More B&W sample images from the Leica X2

Today’s post is a quasi-photoessay. I’ve decided to share some more black and white samples from the Leica X2; my full review of that camera is here.

Actually, I’m being a little bit contrarian: it’s a camera that does outstanding color reproduction, but my choice of black and white is a deliberate one; not because I want to follow the popular monochrome theme going at the moment thanks to the M-Monochrom, but because one of the things I test when shooting with a new camera is the quality of its files on conversion; it tells me a lot about the tonal response curve of the sensor, which is useful information for both monochrome work and color work.

The X2’s CMOS has a very linear response, similar to the Nikon D7000; in fact, my conversion workflow for these two cameras turned out to be extremely similar. What does this mean? Great overall contrast, but perhaps a bit too much; there doesn’t seem to be that nice gentle highlight rolloff that’s the M8/M9/S2’s trademark. Dynamic range is high, but a lot of it is bunched in the shadows and requires some work to recover.

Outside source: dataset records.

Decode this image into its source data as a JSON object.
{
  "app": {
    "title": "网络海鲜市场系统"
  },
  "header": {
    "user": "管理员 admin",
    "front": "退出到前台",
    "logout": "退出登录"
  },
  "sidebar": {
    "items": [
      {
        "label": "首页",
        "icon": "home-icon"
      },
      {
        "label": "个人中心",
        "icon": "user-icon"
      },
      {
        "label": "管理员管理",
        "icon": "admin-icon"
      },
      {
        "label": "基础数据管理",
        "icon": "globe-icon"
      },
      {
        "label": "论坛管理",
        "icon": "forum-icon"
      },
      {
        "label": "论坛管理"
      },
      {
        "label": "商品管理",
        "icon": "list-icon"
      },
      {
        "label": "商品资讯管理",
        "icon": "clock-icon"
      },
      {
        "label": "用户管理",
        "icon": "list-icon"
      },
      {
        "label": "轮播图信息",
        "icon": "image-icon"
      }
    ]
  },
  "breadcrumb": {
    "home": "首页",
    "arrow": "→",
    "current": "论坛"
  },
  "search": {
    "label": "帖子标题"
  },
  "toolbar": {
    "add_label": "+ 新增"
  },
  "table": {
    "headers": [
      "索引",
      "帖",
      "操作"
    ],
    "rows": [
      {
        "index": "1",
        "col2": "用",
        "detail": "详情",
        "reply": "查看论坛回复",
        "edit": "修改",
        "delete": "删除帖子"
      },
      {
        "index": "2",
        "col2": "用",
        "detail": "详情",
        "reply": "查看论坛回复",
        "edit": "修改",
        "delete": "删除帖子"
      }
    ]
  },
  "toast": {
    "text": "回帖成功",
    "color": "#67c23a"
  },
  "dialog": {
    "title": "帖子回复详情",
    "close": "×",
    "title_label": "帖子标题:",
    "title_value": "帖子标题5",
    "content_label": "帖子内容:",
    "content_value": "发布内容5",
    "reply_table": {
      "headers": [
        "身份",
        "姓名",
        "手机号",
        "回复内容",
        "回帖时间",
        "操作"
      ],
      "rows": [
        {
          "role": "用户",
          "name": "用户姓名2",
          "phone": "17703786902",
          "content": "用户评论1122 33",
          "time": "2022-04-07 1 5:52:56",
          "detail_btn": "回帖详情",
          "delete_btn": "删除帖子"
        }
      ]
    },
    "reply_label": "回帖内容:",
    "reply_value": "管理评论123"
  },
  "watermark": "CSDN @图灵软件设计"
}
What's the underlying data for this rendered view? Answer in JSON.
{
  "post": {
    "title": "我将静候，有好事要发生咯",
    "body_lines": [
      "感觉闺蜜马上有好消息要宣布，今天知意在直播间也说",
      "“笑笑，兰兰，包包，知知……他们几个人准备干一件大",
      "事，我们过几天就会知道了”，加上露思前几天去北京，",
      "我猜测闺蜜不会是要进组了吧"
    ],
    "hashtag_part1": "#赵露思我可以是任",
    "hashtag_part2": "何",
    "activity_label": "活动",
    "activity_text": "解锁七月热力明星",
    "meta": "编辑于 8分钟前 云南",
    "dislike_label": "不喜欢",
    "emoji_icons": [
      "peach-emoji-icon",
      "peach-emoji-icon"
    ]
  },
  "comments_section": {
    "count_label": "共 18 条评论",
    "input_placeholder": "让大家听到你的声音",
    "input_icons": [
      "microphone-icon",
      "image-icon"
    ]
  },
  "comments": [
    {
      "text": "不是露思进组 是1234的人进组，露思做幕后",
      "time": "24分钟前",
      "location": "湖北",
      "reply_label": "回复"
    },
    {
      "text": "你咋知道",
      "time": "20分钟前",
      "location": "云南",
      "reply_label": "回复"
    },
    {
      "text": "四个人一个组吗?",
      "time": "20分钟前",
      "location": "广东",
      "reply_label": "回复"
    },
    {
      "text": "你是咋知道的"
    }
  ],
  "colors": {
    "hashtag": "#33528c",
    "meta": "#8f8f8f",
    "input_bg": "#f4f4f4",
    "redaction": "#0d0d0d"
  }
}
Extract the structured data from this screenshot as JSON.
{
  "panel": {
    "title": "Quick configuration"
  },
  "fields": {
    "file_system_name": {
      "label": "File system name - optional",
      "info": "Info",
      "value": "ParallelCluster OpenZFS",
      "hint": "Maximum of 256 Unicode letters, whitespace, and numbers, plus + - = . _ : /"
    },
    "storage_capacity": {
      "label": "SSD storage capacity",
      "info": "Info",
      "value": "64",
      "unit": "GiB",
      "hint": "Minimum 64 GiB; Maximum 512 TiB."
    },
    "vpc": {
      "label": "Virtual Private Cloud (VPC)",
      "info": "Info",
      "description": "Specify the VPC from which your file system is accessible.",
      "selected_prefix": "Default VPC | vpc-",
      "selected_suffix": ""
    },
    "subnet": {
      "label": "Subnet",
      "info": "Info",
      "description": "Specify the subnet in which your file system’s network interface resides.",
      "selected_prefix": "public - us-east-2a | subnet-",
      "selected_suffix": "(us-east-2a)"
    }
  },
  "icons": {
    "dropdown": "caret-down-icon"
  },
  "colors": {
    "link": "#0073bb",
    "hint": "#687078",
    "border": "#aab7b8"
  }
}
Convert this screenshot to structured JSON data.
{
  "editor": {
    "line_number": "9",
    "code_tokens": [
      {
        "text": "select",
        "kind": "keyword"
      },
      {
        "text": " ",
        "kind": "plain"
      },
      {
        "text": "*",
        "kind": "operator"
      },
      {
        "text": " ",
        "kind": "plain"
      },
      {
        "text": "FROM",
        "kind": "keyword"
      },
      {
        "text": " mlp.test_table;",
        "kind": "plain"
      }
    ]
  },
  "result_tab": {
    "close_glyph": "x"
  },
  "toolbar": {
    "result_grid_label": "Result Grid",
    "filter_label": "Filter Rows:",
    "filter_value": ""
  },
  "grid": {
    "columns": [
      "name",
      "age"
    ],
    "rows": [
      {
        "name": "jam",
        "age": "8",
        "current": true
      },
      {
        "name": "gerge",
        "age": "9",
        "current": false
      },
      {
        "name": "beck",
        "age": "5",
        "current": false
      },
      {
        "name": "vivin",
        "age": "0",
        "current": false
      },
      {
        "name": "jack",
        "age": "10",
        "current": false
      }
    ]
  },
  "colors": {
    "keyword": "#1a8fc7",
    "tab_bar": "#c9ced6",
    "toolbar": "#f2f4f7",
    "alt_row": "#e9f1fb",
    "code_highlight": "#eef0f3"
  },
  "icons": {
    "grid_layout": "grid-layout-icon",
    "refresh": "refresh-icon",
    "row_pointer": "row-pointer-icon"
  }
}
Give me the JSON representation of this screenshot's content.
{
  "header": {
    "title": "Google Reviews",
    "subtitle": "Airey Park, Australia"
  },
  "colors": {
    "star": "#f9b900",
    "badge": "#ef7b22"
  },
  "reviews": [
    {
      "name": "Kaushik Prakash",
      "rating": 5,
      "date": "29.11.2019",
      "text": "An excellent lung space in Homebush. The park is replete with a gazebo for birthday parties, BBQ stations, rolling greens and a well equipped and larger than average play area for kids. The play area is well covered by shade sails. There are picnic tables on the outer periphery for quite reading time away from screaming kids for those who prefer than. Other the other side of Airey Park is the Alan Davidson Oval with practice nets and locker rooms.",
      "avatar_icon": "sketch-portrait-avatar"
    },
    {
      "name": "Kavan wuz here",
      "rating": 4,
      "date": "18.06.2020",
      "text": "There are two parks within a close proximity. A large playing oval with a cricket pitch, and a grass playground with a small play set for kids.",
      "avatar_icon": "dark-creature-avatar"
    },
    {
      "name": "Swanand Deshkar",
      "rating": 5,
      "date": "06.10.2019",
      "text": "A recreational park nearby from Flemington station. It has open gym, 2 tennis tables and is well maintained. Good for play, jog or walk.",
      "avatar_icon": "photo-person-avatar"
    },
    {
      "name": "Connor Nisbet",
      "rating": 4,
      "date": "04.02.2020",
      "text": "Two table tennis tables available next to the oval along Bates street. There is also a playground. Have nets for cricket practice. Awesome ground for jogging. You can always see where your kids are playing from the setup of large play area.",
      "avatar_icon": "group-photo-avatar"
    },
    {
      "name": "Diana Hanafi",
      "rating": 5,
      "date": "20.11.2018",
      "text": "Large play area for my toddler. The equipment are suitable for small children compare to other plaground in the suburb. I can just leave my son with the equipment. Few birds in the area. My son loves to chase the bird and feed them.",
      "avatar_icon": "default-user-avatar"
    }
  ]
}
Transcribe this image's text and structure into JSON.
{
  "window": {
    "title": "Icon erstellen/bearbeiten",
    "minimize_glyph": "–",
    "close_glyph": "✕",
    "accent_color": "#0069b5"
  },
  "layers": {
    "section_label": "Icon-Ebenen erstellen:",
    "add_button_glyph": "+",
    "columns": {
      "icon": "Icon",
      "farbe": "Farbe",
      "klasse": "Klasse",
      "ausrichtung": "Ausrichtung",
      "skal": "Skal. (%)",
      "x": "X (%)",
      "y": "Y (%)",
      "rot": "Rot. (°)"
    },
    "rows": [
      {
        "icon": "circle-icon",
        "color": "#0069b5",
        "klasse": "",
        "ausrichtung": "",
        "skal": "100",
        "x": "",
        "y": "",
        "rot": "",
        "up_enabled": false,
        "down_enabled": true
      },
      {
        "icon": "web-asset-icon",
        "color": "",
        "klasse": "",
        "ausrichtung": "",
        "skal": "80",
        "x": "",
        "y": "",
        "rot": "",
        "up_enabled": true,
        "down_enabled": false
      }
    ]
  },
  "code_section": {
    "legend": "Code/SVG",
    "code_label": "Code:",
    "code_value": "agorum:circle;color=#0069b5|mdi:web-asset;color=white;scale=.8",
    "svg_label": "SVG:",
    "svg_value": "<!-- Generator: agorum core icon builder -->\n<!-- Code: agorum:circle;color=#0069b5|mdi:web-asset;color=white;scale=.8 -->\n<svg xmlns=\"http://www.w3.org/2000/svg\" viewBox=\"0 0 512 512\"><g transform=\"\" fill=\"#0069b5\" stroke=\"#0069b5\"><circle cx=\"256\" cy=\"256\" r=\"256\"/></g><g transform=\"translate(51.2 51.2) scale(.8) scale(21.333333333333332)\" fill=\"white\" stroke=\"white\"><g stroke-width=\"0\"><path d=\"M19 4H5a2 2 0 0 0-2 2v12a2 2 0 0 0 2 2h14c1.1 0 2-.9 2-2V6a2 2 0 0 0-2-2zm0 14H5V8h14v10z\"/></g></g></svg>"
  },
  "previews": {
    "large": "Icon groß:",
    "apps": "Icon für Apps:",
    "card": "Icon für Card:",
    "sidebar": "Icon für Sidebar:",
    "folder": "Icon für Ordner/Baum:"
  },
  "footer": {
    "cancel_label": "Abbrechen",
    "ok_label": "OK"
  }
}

Many of you have asked about my B&W workflow – there’s an upcoming article on conversion options, and their differences, which I think you will all find useful. I’m also trying to figure out the best way to present a short walkthrough on how I personally do my conversions, which should help demystify the notion that you have to use filters or scanned film to get the look you want.

Oh, and that tilting EVF is extremely handy when you’re trying to be frame-fillingly stealthy with a 35mm lens. MT

Images shot around downtown Kuala Lumpur with a final production Leica X2.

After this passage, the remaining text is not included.